What does this mean for founders, then?
To start with, sound work culture needs to be a top priority for startup founders. Beyond the product or service, leaders need to paint a clear picture about what it is going to be like to work for them. Is it going to mean extra hours but revenue sharing? Is decision-making allowed to be combative without being disrespectful? How much hustle is too much before they can hire more resources? And then, the communication around it needs to get more personal, authentic, and most of all - honest. As an employer brand, bells and whistles in the name of culture are all very well. Your potential employees are not about to turn down those free lunches either. But they need to be prepared to partner with you in the pain of being part of a fledgling startup. The expectation is fair for the employer as well as the employee. In essence, it is just about allowing potential employees to make an informed decision about whether or not they are prepared to be part of the hustle.
Sound communication – in the boardroom and formal one-on-ones to the speech at the anniversary party – is also very important. Founders need to find a way to communicate – personally and authentically – the big picture perspective. They also need to practice the essentials of sound leadership and show a no-excuse approach to harassment, disrespect, unprofessionalism and other such issues that are killing the startup culture. Entrepreneurs need to frequently revisit the idea of building from the ground up, not just an app or a service but an actual organization with living, breathing human employees. That takes much more than just long hours and hustling. It takes inspiration, teamwork and fearless, inclusive collaboration. Every day in the office needs to serve as a reminder and the founder needs to lead from the front.
I can’t say this enough. In India as in many other parts of the world, we build our lives around our jobs. That means stress comes easy, competition thrives and the crab mentality comes into play far too often. It is the founder’s job to see through the layers of insecurities and reward not only good work but also diverse skill sets and individual strengths.
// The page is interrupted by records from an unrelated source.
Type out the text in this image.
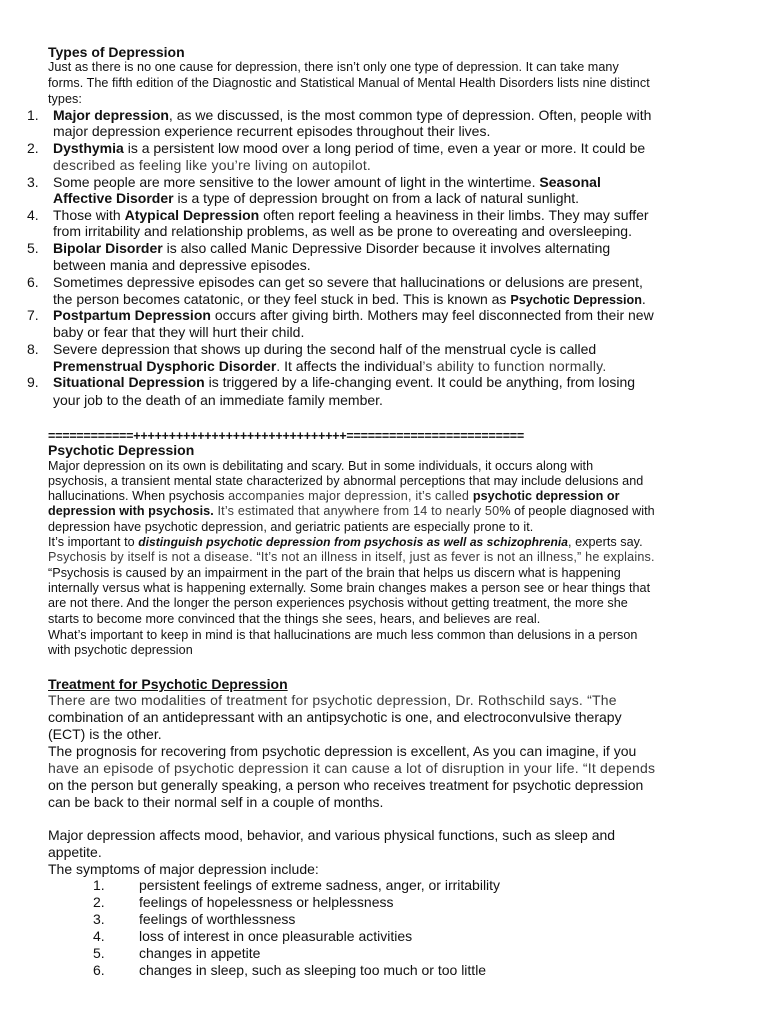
Types of Depression
Just as there is no one cause for depression, there isn’t only one type of depression. It can take many
forms. The fifth edition of the Diagnostic and Statistical Manual of Mental Health Disorders lists nine distinct
types:
1. Major depression, as we discussed, is the most common type of depression. Often, people with
major depression experience recurrent episodes throughout their lives.
2. Dysthymia is a persistent low mood over a long period of time, even a year or more. It could be
described as feeling like you’re living on autopilot.
3. Some people are more sensitive to the lower amount of light in the wintertime. Seasonal
Affective Disorder is a type of depression brought on from a lack of natural sunlight.
4. Those with Atypical Depression often report feeling a heaviness in their limbs. They may suffer
from irritability and relationship problems, as well as be prone to overeating and oversleeping.
5. Bipolar Disorder is also called Manic Depressive Disorder because it involves alternating
between mania and depressive episodes.
6. Sometimes depressive episodes can get so severe that hallucinations or delusions are present,
the person becomes catatonic, or they feel stuck in bed. This is known as Psychotic Depression.
7. Postpartum Depression occurs after giving birth. Mothers may feel disconnected from their new
baby or fear that they will hurt their child.
8. Severe depression that shows up during the second half of the menstrual cycle is called
Premenstrual Dysphoric Disorder. It affects the individual’s ability to function normally.
9. Situational Depression is triggered by a life-changing event. It could be anything, from losing
your job to the death of an immediate family member.
============++++++++++++++++++++++++++++++=========================
Psychotic Depression
Major depression on its own is debilitating and scary. But in some individuals, it occurs along with
psychosis, a transient mental state characterized by abnormal perceptions that may include delusions and
hallucinations. When psychosis accompanies major depression, it’s called psychotic depression or
depression with psychosis. It’s estimated that anywhere from 14 to nearly 50% of people diagnosed with
depression have psychotic depression, and geriatric patients are especially prone to it.
It’s important to distinguish psychotic depression from psychosis as well as schizophrenia, experts say.
Psychosis by itself is not a disease. “It’s not an illness in itself, just as fever is not an illness,” he explains.
“Psychosis is caused by an impairment in the part of the brain that helps us discern what is happening
internally versus what is happening externally. Some brain changes makes a person see or hear things that
are not there. And the longer the person experiences psychosis without getting treatment, the more she
starts to become more convinced that the things she sees, hears, and believes are real.
What’s important to keep in mind is that hallucinations are much less common than delusions in a person
with psychotic depression
Treatment for Psychotic Depression
There are two modalities of treatment for psychotic depression, Dr. Rothschild says. “The
combination of an antidepressant with an antipsychotic is one, and electroconvulsive therapy
(ECT) is the other.
The prognosis for recovering from psychotic depression is excellent, As you can imagine, if you
have an episode of psychotic depression it can cause a lot of disruption in your life. “It depends
on the person but generally speaking, a person who receives treatment for psychotic depression
can be back to their normal self in a couple of months.
Major depression affects mood, behavior, and various physical functions, such as sleep and
appetite.
The symptoms of major depression include:
1. persistent feelings of extreme sadness, anger, or irritability
2. feelings of hopelessness or helplessness
3. feelings of worthlessness
4. loss of interest in once pleasurable activities
5. changes in appetite
6. changes in sleep, such as sleeping too much or too little
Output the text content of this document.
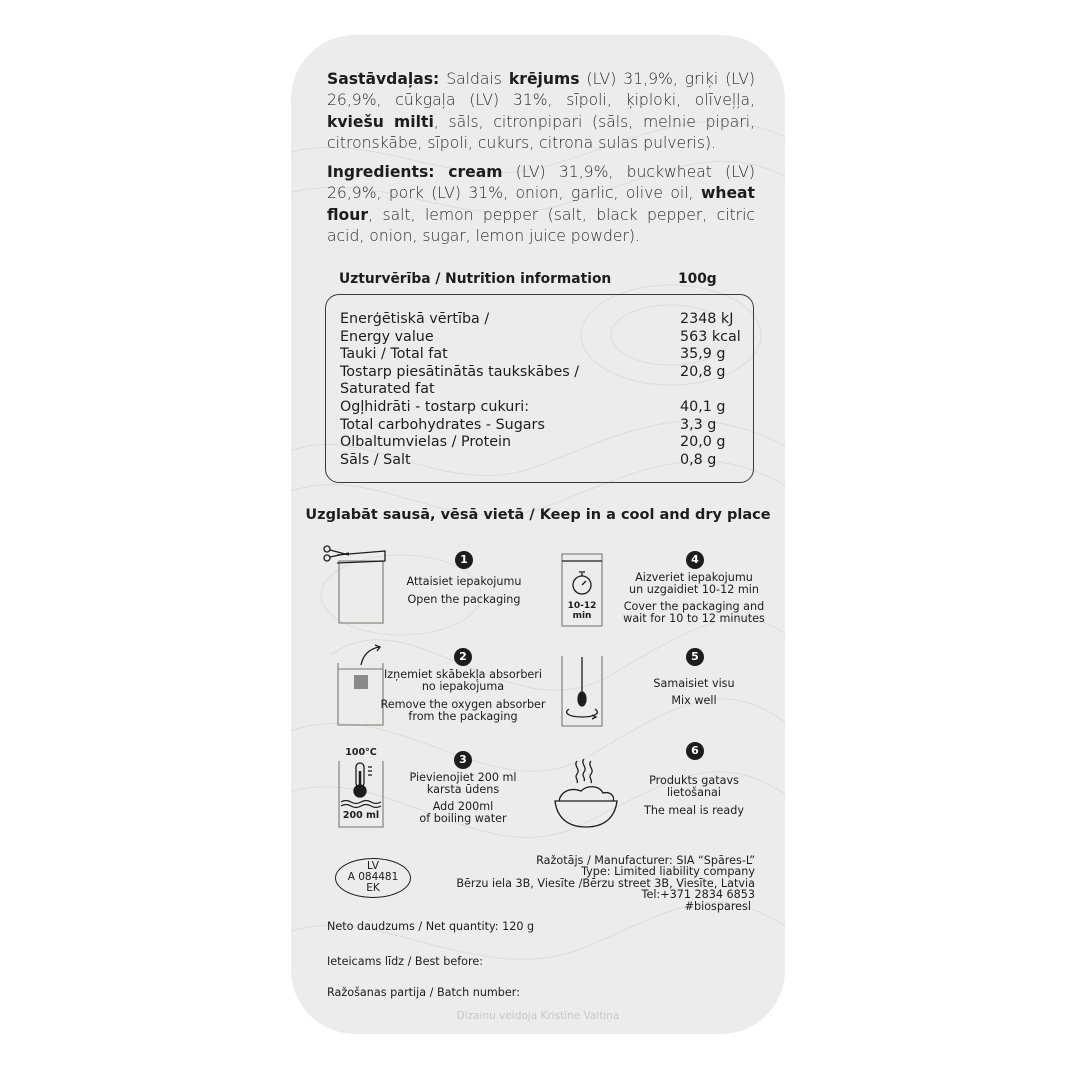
Sastāvdaļas: Saldais krējums (LV) 31,9%, griķi (LV) 26,9%, cūkgaļa (LV) 31%, sīpoli, ķiploki, olīveļļa, kviešu milti, sāls, citronpipari (sāls, melnie pipari, citronskābe, sīpoli, cukurs, citrona sulas pulveris).
Ingredients: cream (LV) 31,9%, buckwheat (LV) 26,9%, pork (LV) 31%, onion, garlic, olive oil, wheat flour, salt, lemon pepper (salt, black pepper, citric acid, onion, sugar, lemon juice powder).
Uzturvērība / Nutrition information	100g
Enerģētiskā vērtība /	2348 kJ
Energy value	563 kcal
Tauki / Total fat	35,9 g
Tostarp piesātinātās taukskābes /	20,8 g
Saturated fat
Ogļhidrāti - tostarp cukuri:	40,1 g
Total carbohydrates - Sugars	3,3 g
Olbaltumvielas / Protein	20,0 g
Sāls / Salt	0,8 g
Uzglabāt sausā, vēsā vietā / Keep in a cool and dry place
1
Attaisiet iepakojumu
Open the packaging	10-12
min
4
Aizveriet iepakojumu
un uzgaidiet 10-12 min
Cover the packaging and
wait for 10 to 12 minutes
2
Izņemiet skābekļa absorberi
no iepakojuma
Remove the oxygen absorber
from the packaging
5
Samaisiet visu
Mix well
100°C
200 ml
3
Pievienojiet 200 ml
karsta ūdens
Add 200ml
of boiling water
6
Produkts gatavs
lietošanai
The meal is ready
LV
A 084481
EK
Ražotājs / Manufacturer: SIA “Spāres-L”
Type: Limited liability company
Bērzu iela 3B, Viesīte /Bērzu street 3B, Viesīte, Latvia
Tel:+371 2834 6853
#biosparesl
Neto daudzums / Net quantity: 120 g
Ieteicams līdz / Best before:
Ražošanas partija / Batch number:
Dizainu veidoja Kristīne Valtiņa
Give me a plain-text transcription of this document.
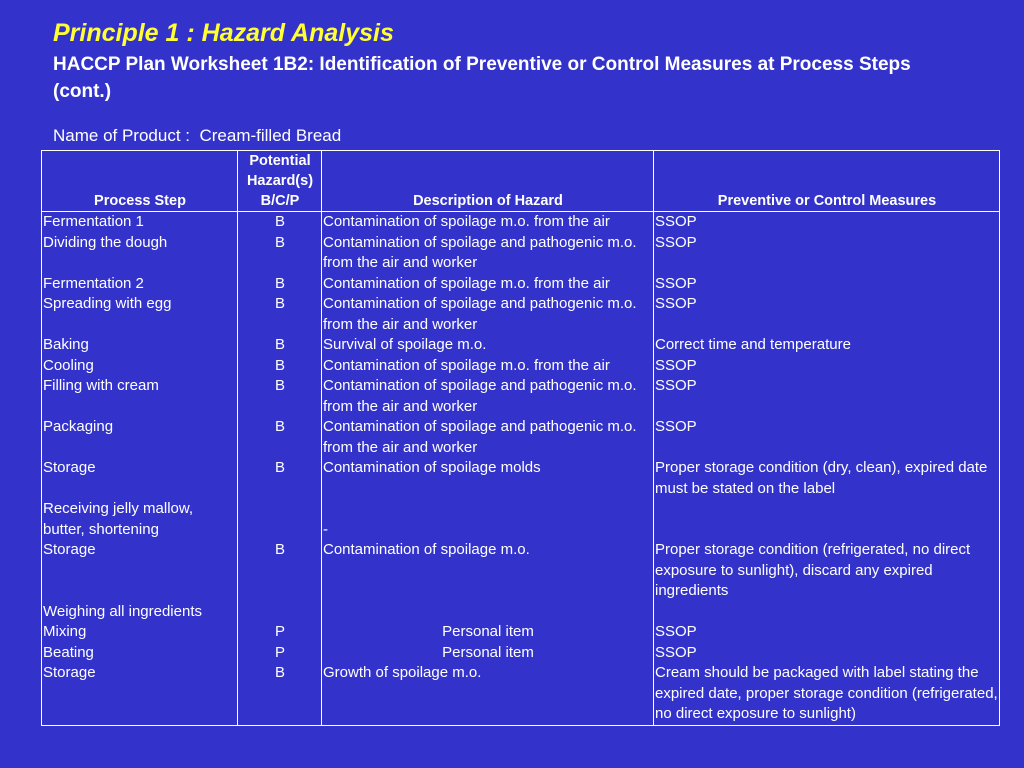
Principle 1 : Hazard Analysis
HACCP Plan Worksheet 1B2: Identification of Preventive or Control Measures at Process Steps (cont.)
Name of Product : Cream-filled Bread
Process Step	Potential Hazard(s) B/C/P	Description of Hazard	Preventive or Control Measures
Fermentation 1	B	Contamination of spoilage m.o. from the air	SSOP
Dividing the dough	B	Contamination of spoilage and pathogenic m.o. from the air and worker	SSOP
Fermentation 2	B	Contamination of spoilage m.o. from the air	SSOP
Spreading with egg	B	Contamination of spoilage and pathogenic m.o. from the air and worker	SSOP
Baking	B	Survival of spoilage m.o.	Correct time and temperature
Cooling	B	Contamination of spoilage m.o. from the air	SSOP
Filling with cream	B	Contamination of spoilage and pathogenic m.o. from the air and worker	SSOP
Packaging	B	Contamination of spoilage and pathogenic m.o. from the air and worker	SSOP
Storage	B	Contamination of spoilage molds	Proper storage condition (dry, clean), expired date must be stated on the label
Receiving jelly mallow, butter, shortening		-	
Storage	B	Contamination of spoilage m.o.	Proper storage condition (refrigerated, no direct exposure to sunlight), discard any expired ingredients
Weighing all ingredients			
Mixing	P	Personal item	SSOP
Beating	P	Personal item	SSOP
Storage	B	Growth of spoilage m.o.	Cream should be packaged with label stating the expired date, proper storage condition (refrigerated, no direct exposure to sunlight)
More importantly, organizations and founders need to start viewing people as people and not cogs in the wheel that must keep turning at all costs. A founder’s ability to inspire and relate with employees at an individual, human level is crucial. Even when the stakes are high, as they are for most early-stage startups, the founder's responsibility to be a fair, unbiased, and human leader does not go away. Founders need to display their trust and constantly remind their employees of the larger organizational purpose. But most importantly, they need care for the well-being of the very people who are translating a vision into reality. They need to remember that performance-centricity and employee well-being can go hand-in-hand. There are enough instances out there that prove that employees deliver their best work when they are cared for. They stick through the tough times, work harder, and are much more productive. It is in fact a win-win proposition.
Eventually, building workplaces and businesses of the future means that founders need to see the huge opportunity that exists for them. They have the power to build a business that makes lives and not just careers. Long after a startup’s app has served its purpose and the technology has moved to newer realms, it is this very legacy they will leave behind.